Thankfully, the administration here has long recognized just the point Don raises: engaged scholars make better teachers. And happier ones too.

In fact, I'd argue that sabbaticals are even more important at places like mine, where a 3-3 teaching load, lots of direct student contact out of the traditional classroom setting, plus an expectation of commitment to university service, make the time for faculty research during the academic year quite scarce. Yes, we have summers, though they are often taken up with faculty development work and just plain recharging. The sustained time that a sabbatical makes possible is the primary way in which folks at places like mine stay active scholars. So even where teaching rules the roost, the sabbatical is key (perhaps more).

As Don says, the burden is on us, as faculty, to make the argument for why time away from classroom teaching is so essential to what we do. I think the case can be made.

Posted by: Steve Horwitz | Mar 13, 2006 8:52:54 PM


Posted by: Mark Engleson

The sabbatical policy at my alma mater, Oberlin, was either 5 or 6 years. I feel that improved the quality of my education immensely. For example in my *intermediate* (as in between intro and seminar) Normative Ethics class, in addition to reading Parfit, Kagan, Thomson, Foot, Rachels, Nagel, Quinn, and many others, we had the opportunity to read an early draft of Scanlon's "Intention and Permissibility."
In a number of departments, students colloborated with faculty on research. The faculty having time to keep up with cutting research and to keep up their visibility by publishing, made these experiences more rewarding, and it puts more weight behind letters of recommendation.

Posted by: Mark Engleson | Mar 15, 2006 10:52:57 AM


Posted by: SLS 1L

The rhetorically easiest response is that this is just market forces at work. If they stop offering sabbaticals, they'll lose their better professors to schools that offer them.

Posted by: SLS 1L | Mar 16, 2006 1:25:25 AM


Posted by: Mona

Totally off topic, and I apologize Don. But I've missed L2R, and having long wandered in a cyber wildnerness eventually took up a new home, where the focus for months has been on the travesty of Bush's warrantless (and illegal) NSA surveillance program.

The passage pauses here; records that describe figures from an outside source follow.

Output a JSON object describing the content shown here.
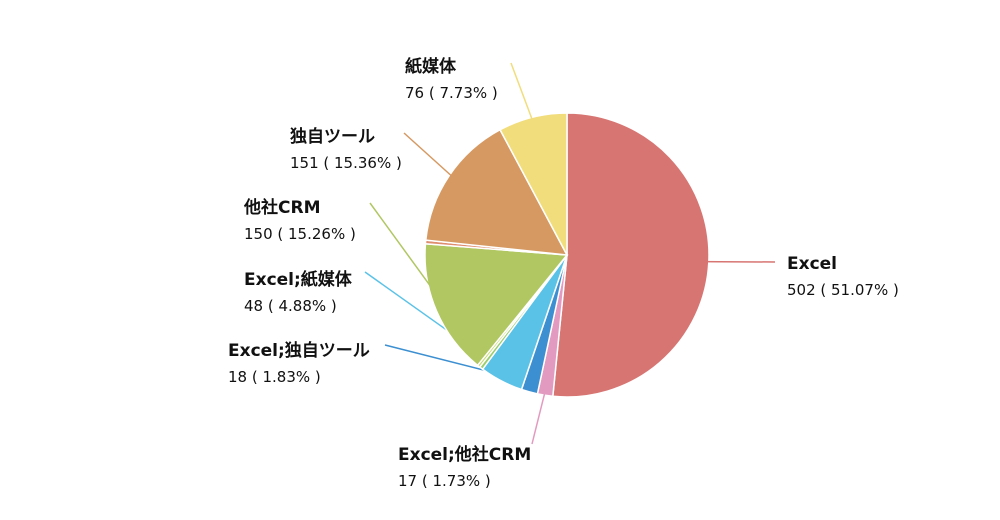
{
  "chart_data": {
    "type": "pie",
    "slices": [
      {
        "label": "Excel",
        "value": 502,
        "display": "502 ( 51.07% )",
        "color": "#d77572"
      },
      {
        "label": "Excel;他社CRM",
        "value": 17,
        "display": "17 ( 1.73% )",
        "color": "#e39ac0"
      },
      {
        "label": "Excel;独自ツール",
        "value": 18,
        "display": "18 ( 1.83% )",
        "color": "#3c8fd1"
      },
      {
        "label": "Excel;紙媒体",
        "value": 48,
        "display": "48 ( 4.88% )",
        "color": "#5bc2e7"
      },
      {
        "label": "",
        "value": 4,
        "display": "",
        "color": "#9bcd6c"
      },
      {
        "label": "",
        "value": 3,
        "display": "",
        "color": "#c5d96a"
      },
      {
        "label": "他社CRM",
        "value": 150,
        "display": "150 ( 15.26% )",
        "color": "#b0c762"
      },
      {
        "label": "",
        "value": 4,
        "display": "",
        "color": "#de8d6e"
      },
      {
        "label": "独自ツール",
        "value": 151,
        "display": "151 ( 15.36% )",
        "color": "#d69962"
      },
      {
        "label": "紙媒体",
        "value": 76,
        "display": "76 ( 7.73% )",
        "color": "#f1dd7c"
      }
    ]
  }
}
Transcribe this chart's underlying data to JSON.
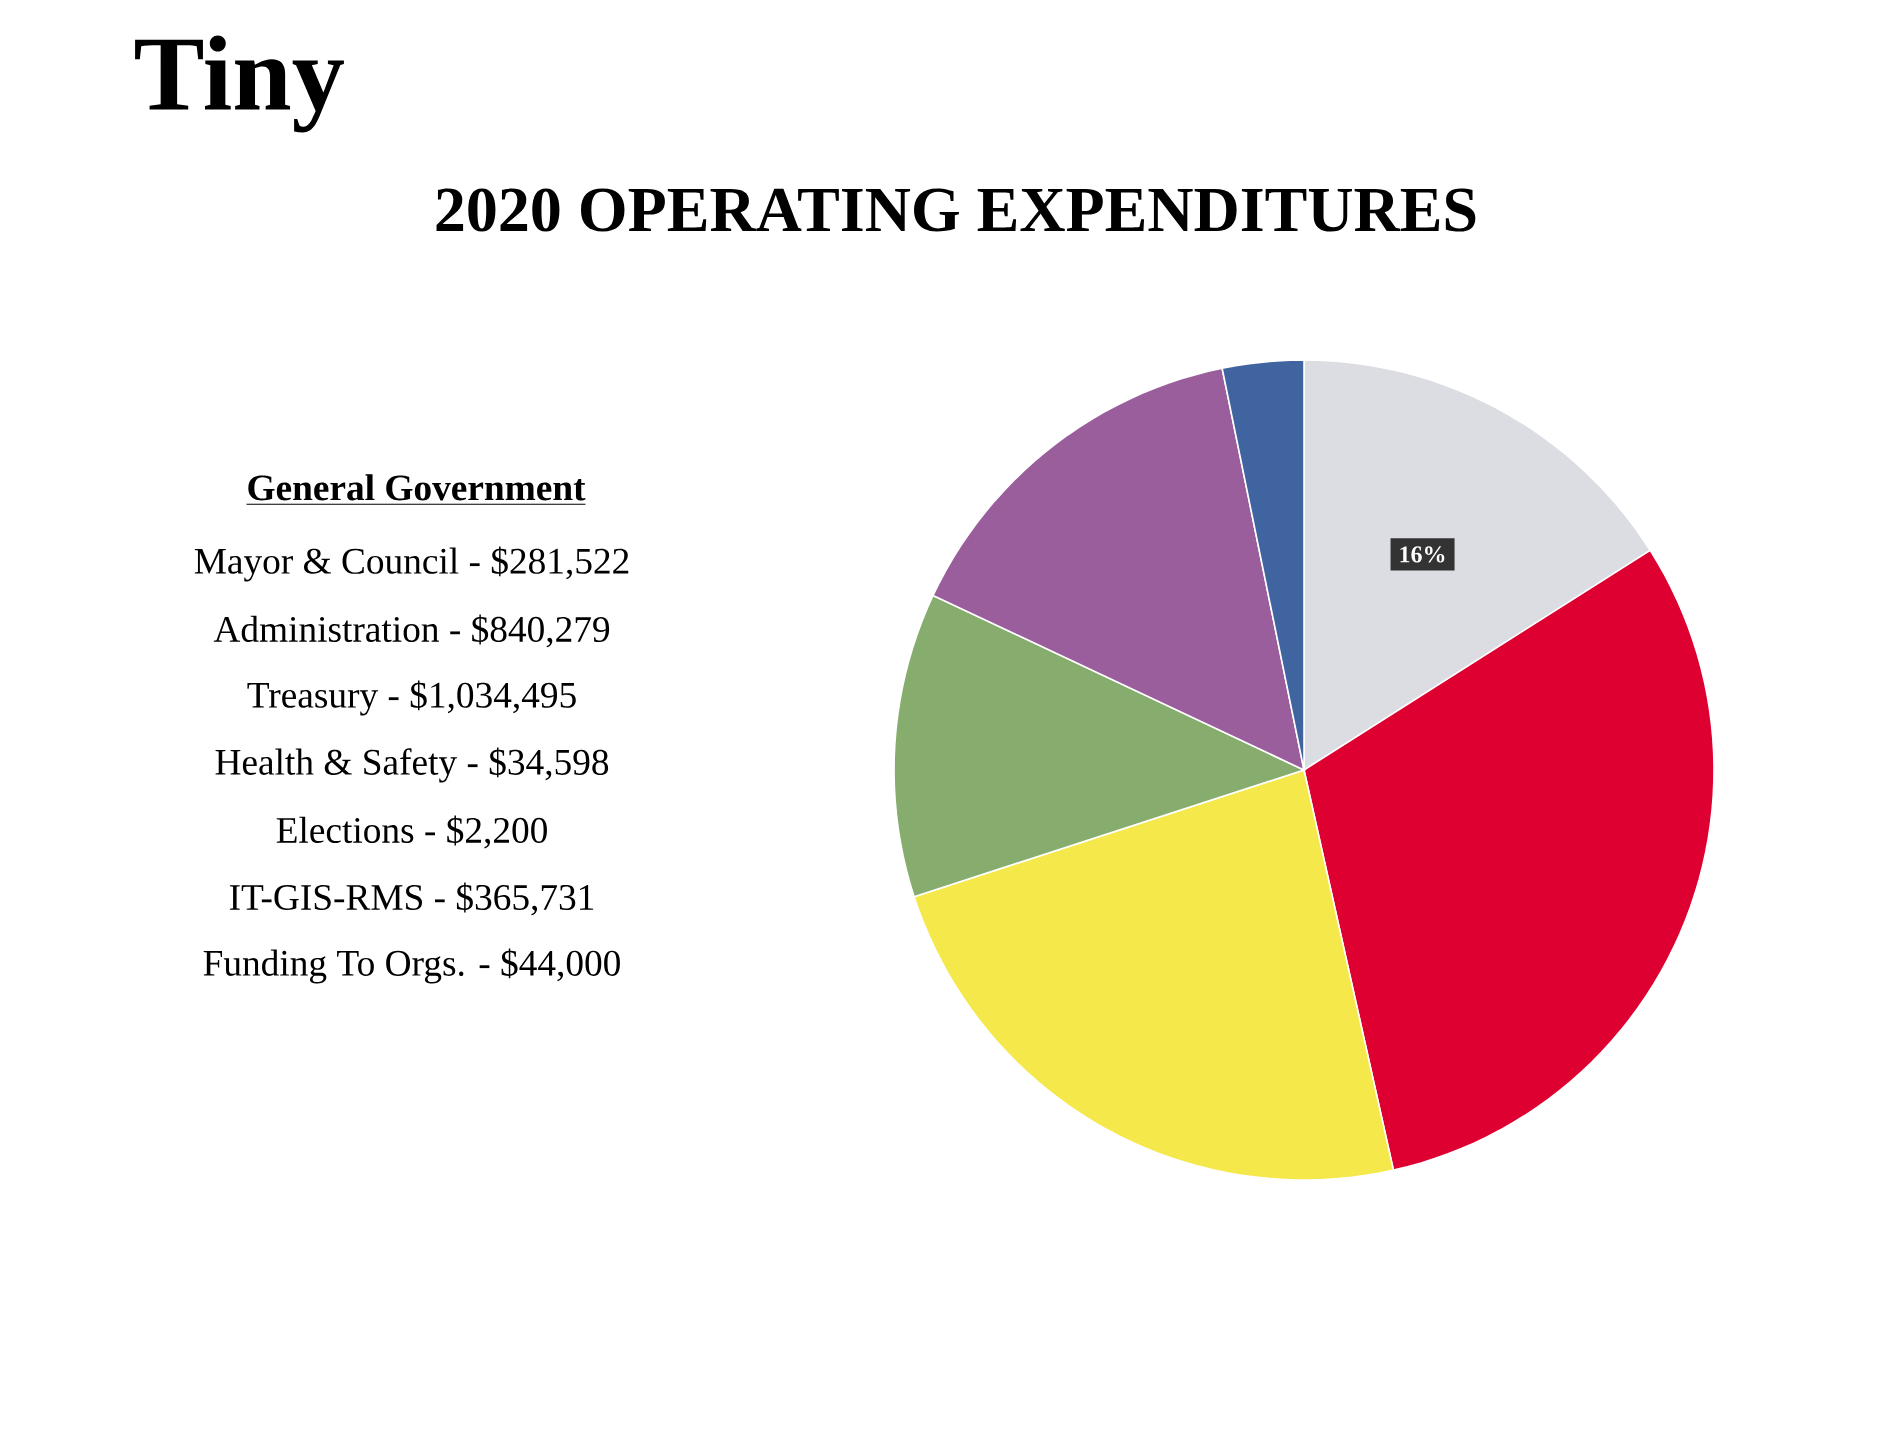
{
  "chart_data": {
    "type": "pie",
    "title": "2020 OPERATING EXPENDITURES",
    "categories": [
      null,
      null,
      null,
      null,
      null,
      null
    ],
    "values": [
      16,
      30.5,
      23.5,
      12,
      14.8,
      3.2
    ],
    "colors": [
      "#dcdde3",
      "#de0030",
      "#f5e84a",
      "#86ad6e",
      "#9a5e9c",
      "#3f64a0"
    ],
    "value_labels": [
      "16%",
      null,
      null,
      null,
      null,
      null
    ],
    "annotations": [
      "Tiny",
      "General Government",
      "Mayor & Council - $281,522",
      "Administration - $840,279",
      "Treasury - $1,034,495",
      "Health & Safety - $34,598",
      "Elections - $2,200",
      "IT-GIS-RMS - $365,731",
      "Funding To Orgs. - $44,000"
    ]
  }
}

If comments are going on here again -- if the, uh, sabbatical is over -- I'd like to be back. In the meantime, I've been doing some guest-posting at (new home) Glenn Greenwald's Unclaimed Territory blog, with stuff like this about an issue that really merits much more attention than it receives.

Don't be fooled by the pseudonym; it is sort of an open secret that Mona = "Hypatia."

Anyhoo, is Mr. Ridgley still around? It would be nice to have the old gang reconvene.